En el ínterin –con un manejo oficial de la pandemia calificado como ‘deplorable’ por muchos sectores, y sin concretarse las principales demandas exigidas por el ‘estallido’ del 2019- el país comenzó a polarizarse a ojos vista, lo que vino a borrar la “política de los acuerdos”, sostén innegable del desarrollo político y económico de las últimas tres décadas, y por cierto responsable también de las profundas desigualdades y gravísimas corruptelas existentes en la nación.

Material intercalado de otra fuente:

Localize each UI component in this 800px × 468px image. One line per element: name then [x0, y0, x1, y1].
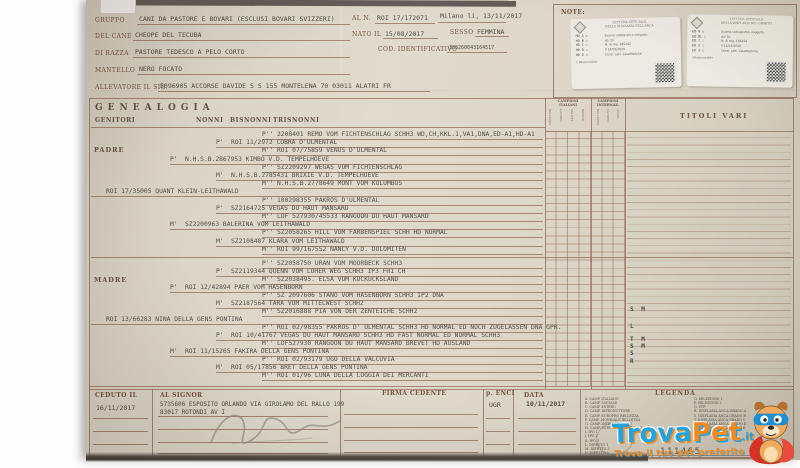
titoli-mark: T M [630, 336, 647, 343]
paper-corner-tab [100, 0, 136, 14]
column-divider [483, 389, 484, 457]
rule [93, 418, 148, 419]
paper-bottom-shadow [86, 452, 648, 462]
rule [93, 444, 148, 445]
al-n-label: AL N. [352, 15, 371, 22]
hd-sticker: LETTURA UFFICIALE DELLA DISPLASIA DELL'A… [570, 17, 681, 89]
subcol-label: LAVORO [606, 109, 609, 122]
titoli-mark: S [630, 350, 636, 357]
madre-label: MADRE [94, 276, 127, 284]
campioni-italiani-header: CAMPIONI ITALIANI [545, 100, 591, 108]
ed-info: Esame radiografico eseguito da: Dr. N. d… [721, 30, 789, 54]
rule [344, 427, 478, 428]
hd-footer: Il Responsabile [576, 60, 597, 64]
place-date: Milano li, 13/11/2017 [440, 12, 522, 20]
enci-label: p. ENCI [486, 390, 515, 397]
nato-value: 15/08/2017 [385, 30, 424, 38]
rule [383, 38, 438, 39]
gen-header-genitori: GENITORI [95, 117, 135, 124]
rule [89, 98, 793, 99]
grid-rows [545, 131, 625, 386]
mantello-label: MANTELLO [95, 67, 135, 74]
rule [93, 431, 148, 432]
rule [486, 444, 510, 445]
titoli-mark: S M [630, 306, 647, 313]
rule [133, 57, 350, 58]
rule [137, 24, 350, 25]
al-n-value: ROI 17/172071 [377, 14, 428, 22]
qr-code-icon [767, 62, 786, 81]
rule [137, 74, 350, 75]
note-box: NOTE: LETTURA UFFICIALE DELLA DISPLASIA … [553, 4, 797, 98]
sticker-logo-icon [574, 21, 587, 34]
firma-cedente-label: FIRMA CEDENTE [382, 390, 446, 397]
rule [486, 431, 510, 432]
brand-tagline: Trova il tuo pet preferito [614, 447, 745, 459]
titoli-mark: S M [630, 343, 647, 350]
note-label: NOTE: [561, 9, 585, 16]
rule [447, 52, 507, 53]
cedente-signature [192, 398, 357, 456]
rule [344, 440, 478, 441]
pedigree-row: M''ROI 99/167552 NANCY V.D. DOLOMITEN [262, 245, 543, 255]
rule [518, 431, 576, 432]
ed-sticker-title: LETTURA UFFICIALE DELLA DISPLASIA DEL GO… [703, 17, 789, 25]
grid-line [625, 98, 626, 389]
rule [518, 444, 576, 445]
subcol-label: BELLEZZA [548, 109, 551, 125]
qr-code-icon [655, 63, 674, 82]
column-divider [580, 389, 581, 457]
data-label: DATA [524, 392, 544, 399]
brand-pet: Pet [692, 417, 742, 448]
padre-label: PADRE [94, 146, 124, 154]
ed-footer: Il Responsabile [692, 55, 713, 59]
rule [438, 22, 506, 23]
razza-value: PASTORE TEDESCO A PELO CORTO [135, 48, 245, 56]
titoli-vari-header: TITOLI VARI [680, 112, 748, 120]
hd-info: Esame radiografico eseguito da: Dr. N. d… [605, 32, 673, 57]
brand-trova: Trova [612, 418, 693, 449]
nato-label: NATO IL [352, 31, 381, 38]
razza-label: DI RAZZA [95, 50, 129, 57]
column-divider [513, 389, 514, 457]
rule [486, 418, 510, 419]
subcol-label: BELLEZZA [596, 109, 599, 125]
rule [89, 386, 793, 387]
titoli-mark: R [630, 358, 636, 365]
genealogia-title: GENEALOGIA [95, 103, 215, 113]
column-divider [152, 389, 153, 457]
mantello-value: NERO FOCATO [139, 65, 182, 73]
table-border-left [89, 98, 90, 458]
legenda-title: LEGENDA [655, 390, 696, 397]
rule [133, 40, 350, 41]
enci-value: UGR [489, 401, 501, 409]
ed-sticker: LETTURA UFFICIALE DELLA DISPLASIA DEL GO… [687, 14, 794, 87]
subcol-label: LAVORO [559, 109, 562, 122]
padre-madre-divider [91, 257, 793, 258]
rule [91, 127, 545, 128]
campioni-internaz-header: CAMPIONI INTERNAZ. [591, 100, 625, 108]
sticker-logo-icon [691, 17, 704, 30]
gen-header-trisnonni: TRISNONNI [273, 117, 319, 124]
del-cane-label: DEL CANE [95, 33, 132, 40]
ceduto-label: CEDUTO IL [95, 392, 137, 399]
rule [475, 36, 509, 37]
gen-header-bisnonni: BISNONNI [230, 117, 272, 124]
rule [518, 418, 576, 419]
subcol-label: AGILITY [570, 109, 573, 122]
allevatore-label: ALLEVATORE IL SIG. [95, 84, 168, 91]
ed-codes: ED 0 ☒ ED BL ☐ ED 1 ☐ ED 2 ☐ ED 3 ☐ [692, 29, 706, 53]
rule [375, 23, 435, 24]
sesso-label: SESSO [450, 29, 474, 36]
allevatore-value: 5096905 ACCORSE DAVIDE S S 155 MONTELENA… [160, 82, 391, 90]
trovapet-mascot-icon [742, 398, 800, 468]
titoli-mark: L [630, 323, 636, 330]
pedigree-row: M''ROI 01/96 LUNA DELLA LOGGIA DEI MERCA… [262, 371, 543, 381]
hd-sticker-title: LETTURA UFFICIALE DELLA DISPLASIA DELL'A… [586, 20, 672, 29]
hd-codes: HD A ☒ HD B ☐ HD C ☐ HD D ☐ HD E ☐ [576, 34, 588, 58]
sesso-value: FEMMINA [477, 28, 504, 36]
del-cane-value: CHEOPE DEL TECUBA [135, 31, 202, 39]
data-value: 10/11/2017 [526, 400, 565, 408]
gruppo-label: GRUPPO [95, 17, 125, 24]
gen-header-nonni: NONNI [196, 117, 224, 124]
titoli-ruled-lines [627, 131, 791, 386]
subcol-label: RIPROD. [581, 109, 584, 122]
pedigree-photo: GRUPPO CANI DA PASTORE E BOVARI (ESCLUSI… [0, 0, 800, 468]
cod-value: 380260043164517 [449, 45, 494, 51]
rule [158, 91, 430, 92]
ceduto-value: 16/11/2017 [96, 404, 135, 412]
rule [344, 414, 478, 415]
gruppo-value: CANI DA PASTORE E BOVARI (ESCLUSI BOVARI… [139, 15, 335, 23]
cod-label: COD. IDENTIFICATIVO [378, 46, 457, 53]
subcol-label: ASSOL. [616, 109, 619, 120]
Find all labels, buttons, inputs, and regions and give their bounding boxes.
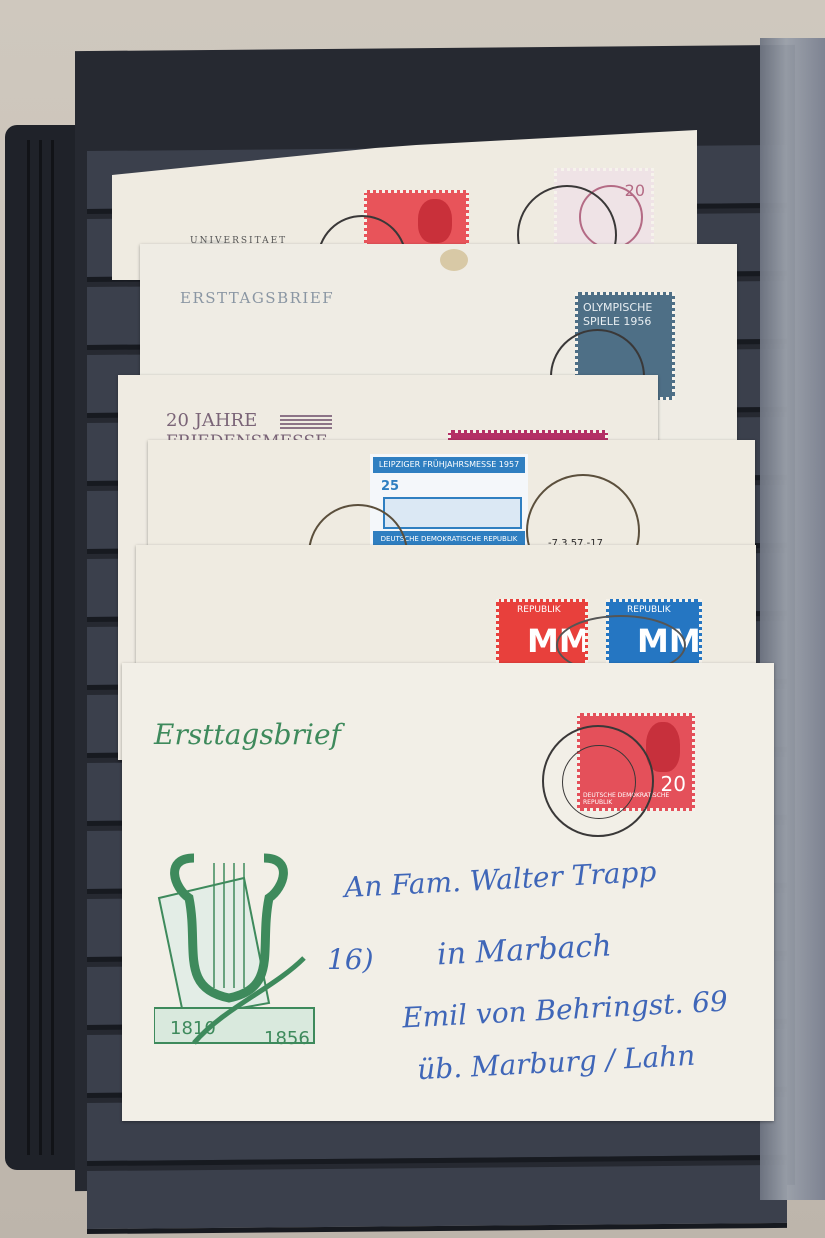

La verdad es que se avizora un nuevo ‘estallido’, tal vez más potente y más violento que el de octubre del año 2019. Port otra parte, lo que tal vez más inquiete a la derecha y al empresariado es que surgió un precandidato presidencial con muy fuerte apoyo popular; se trata del actual alcalde de una populosa comuna santiaguina, Recoleta. Es un arquitecto y sociólogo comunista, Daniel Jadue, que en las últimas encuestas (incluso en las manejadas por el oficialismo) presenta un alto grado de adhesión ciudadana, amenazando seriamente a los precandidatos de derecha y de centroderecha para las elecciones, presidenciales y parlamentarias, que se realizarán el año 2021.
A ello se agrega un hecho posible. Si en 1970 Chile fue el primer país en elegir democráticamente un presidente socialista (Salvador Allende), ahora podría repetir ese récord siendo el primer país que elija democráticamente un presidente comunista (Daniel Jadue).
El temor, ahora sí, de la Casa Blanca, no radica únicamente en esa posible candidatura, sino, también, en el posible cambio de paradigma socioeconómico que pueda realizar el país andino si logra echar por la borda el plan piloto experimental (del neoliberalismo salvaje) llevado a Chile por los “Chicago boys”, desde la Universidad de Chicago, el año 1977, al inicio de la dictadura de Pinochet.
Para muchos en Washington, y en especial para organizaciones como el FMI, la OEA y el Banco Mundial, ello sería algo así como “el regreso del lobo”.